Chick-fil-A set aside its hallowed tradition of closing on Sundays to help thousands of stranded travelers. On Sunday, as Atlanta’s Hartsfield-Jackson International Airport grappled with a massive blackout, the chain turned on its fryers and broke its time-honored custom.

Heading toward midnight, Atlanta mayor Kasim Reed said Chick-fil-A served about 2,000 meals to passengers. The airport’s Twitter page thanked Chick-fil-A chairman and CEO Dan Cathy for opening on a Sunday, using the hashtag #ChristmasMiracle.

Atlanta-based Chick-fil-A, founded in 1967, closes its business every Sunday. Truett Cathy made the decision to close on Sundays in 1946 when he opened his first restaurant (The Dwarf Grill) in Hapeville, Georgia. On its website, Chick-fil-A says that “Truett saw the importance of closing on Sundays so that he and his employees could set aside one day to rest and worship if they choose—a practice we uphold today.”

Chick-fil-A even kept the lights off Sundays at Mercedes-Benz Stadium, the new home of the NFL’s Atlanta Falcons. There was only one Thursday night game, meaning Chick-fil-A stayed trued to its core beliefs throughout the football season. The brand does bend its rules to help communities in need. On another occasion, Chick-fil-A employees near Orlando, Florida, also worked on a Sunday following the mass shooting at Pulse.

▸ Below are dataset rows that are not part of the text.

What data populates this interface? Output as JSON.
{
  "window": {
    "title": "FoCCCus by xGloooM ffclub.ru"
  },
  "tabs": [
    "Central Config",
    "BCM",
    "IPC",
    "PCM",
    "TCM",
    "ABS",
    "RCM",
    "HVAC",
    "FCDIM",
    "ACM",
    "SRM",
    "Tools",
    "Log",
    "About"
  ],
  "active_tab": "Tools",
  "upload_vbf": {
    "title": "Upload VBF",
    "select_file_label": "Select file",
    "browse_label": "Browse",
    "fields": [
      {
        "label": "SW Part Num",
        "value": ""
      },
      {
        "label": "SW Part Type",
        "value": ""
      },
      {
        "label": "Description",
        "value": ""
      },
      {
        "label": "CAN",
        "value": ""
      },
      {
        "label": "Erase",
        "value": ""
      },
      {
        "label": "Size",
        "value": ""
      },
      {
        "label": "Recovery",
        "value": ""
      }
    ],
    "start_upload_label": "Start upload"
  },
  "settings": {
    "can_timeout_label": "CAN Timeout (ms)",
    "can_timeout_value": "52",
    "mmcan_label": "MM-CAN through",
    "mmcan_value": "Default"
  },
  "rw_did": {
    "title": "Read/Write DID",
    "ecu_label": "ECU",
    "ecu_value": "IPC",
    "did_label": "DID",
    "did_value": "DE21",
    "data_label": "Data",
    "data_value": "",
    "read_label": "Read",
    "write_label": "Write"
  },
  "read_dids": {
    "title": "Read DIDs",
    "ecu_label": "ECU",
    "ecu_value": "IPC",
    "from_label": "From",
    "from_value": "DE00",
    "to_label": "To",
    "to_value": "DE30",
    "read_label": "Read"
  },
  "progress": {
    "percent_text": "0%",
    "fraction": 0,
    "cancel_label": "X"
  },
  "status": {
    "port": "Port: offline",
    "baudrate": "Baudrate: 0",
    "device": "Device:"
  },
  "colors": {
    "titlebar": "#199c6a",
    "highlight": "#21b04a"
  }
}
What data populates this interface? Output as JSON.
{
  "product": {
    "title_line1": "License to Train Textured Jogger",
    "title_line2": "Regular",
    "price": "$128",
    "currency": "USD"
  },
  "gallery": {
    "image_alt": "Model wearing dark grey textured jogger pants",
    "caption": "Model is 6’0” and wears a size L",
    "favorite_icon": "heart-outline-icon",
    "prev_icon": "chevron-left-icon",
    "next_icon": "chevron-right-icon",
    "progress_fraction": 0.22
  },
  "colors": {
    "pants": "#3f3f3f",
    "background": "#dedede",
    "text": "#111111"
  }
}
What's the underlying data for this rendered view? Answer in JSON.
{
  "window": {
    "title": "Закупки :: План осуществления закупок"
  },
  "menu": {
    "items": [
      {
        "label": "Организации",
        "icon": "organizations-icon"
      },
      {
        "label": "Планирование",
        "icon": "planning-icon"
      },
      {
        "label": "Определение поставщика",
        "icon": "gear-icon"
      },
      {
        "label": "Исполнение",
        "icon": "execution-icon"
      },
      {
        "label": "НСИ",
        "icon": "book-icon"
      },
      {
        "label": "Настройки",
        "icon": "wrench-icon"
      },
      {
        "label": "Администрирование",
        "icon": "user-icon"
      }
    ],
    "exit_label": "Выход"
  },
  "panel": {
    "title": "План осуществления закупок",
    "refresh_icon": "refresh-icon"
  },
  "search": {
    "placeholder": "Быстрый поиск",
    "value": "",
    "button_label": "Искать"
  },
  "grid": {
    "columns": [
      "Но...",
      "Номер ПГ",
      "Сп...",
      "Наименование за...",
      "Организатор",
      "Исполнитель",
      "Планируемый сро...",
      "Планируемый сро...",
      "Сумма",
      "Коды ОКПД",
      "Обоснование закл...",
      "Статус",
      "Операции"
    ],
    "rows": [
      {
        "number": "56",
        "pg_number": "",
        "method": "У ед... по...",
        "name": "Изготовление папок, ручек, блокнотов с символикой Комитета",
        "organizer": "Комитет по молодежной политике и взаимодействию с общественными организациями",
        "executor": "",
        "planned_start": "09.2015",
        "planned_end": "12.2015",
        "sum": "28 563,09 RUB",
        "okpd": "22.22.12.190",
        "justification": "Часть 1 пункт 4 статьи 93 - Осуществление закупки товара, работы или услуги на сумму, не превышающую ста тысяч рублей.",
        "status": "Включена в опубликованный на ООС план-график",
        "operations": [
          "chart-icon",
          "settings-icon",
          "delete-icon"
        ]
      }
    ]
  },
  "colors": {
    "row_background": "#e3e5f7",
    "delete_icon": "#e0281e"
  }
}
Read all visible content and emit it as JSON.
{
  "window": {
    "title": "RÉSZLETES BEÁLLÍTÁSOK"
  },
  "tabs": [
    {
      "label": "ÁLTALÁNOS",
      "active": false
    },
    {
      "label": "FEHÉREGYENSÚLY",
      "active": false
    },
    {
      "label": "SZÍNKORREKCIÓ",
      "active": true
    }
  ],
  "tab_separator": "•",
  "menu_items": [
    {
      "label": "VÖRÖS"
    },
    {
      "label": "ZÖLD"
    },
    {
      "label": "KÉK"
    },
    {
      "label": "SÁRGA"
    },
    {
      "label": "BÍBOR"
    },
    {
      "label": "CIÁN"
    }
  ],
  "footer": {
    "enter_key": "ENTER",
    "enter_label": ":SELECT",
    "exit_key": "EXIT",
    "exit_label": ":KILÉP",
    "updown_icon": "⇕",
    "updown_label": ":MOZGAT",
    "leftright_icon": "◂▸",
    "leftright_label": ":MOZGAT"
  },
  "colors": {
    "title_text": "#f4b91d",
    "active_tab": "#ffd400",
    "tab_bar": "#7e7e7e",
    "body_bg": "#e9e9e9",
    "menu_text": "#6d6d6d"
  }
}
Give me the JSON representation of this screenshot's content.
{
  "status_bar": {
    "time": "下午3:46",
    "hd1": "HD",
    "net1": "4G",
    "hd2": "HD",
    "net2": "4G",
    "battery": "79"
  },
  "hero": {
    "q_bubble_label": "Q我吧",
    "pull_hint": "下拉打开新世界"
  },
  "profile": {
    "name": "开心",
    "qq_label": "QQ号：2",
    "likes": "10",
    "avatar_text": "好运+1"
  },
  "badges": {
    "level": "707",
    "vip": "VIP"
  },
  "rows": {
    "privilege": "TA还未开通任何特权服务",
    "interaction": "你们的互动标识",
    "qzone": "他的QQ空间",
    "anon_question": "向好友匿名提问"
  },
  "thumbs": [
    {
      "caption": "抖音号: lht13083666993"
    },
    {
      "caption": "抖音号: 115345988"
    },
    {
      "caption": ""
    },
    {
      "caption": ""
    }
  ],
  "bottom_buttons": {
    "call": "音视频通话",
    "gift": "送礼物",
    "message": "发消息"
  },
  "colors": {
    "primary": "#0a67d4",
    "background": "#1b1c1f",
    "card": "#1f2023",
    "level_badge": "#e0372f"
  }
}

The Atlanta airport’s blackout affected passengers in terminals and even some who had their flights diverted mid-air. The world’s busiest airport said power outages started after 1 p.m. Sunday.

It was believed to have been caused by extensive fire damage at an underground electrical facility. It affected the facility, Georgia Power said, and also substations serving the airport. More than 1,000 flights were cancelled to and from the airport. Power was restored around midnight, nearly 11 hours after the outage occurred.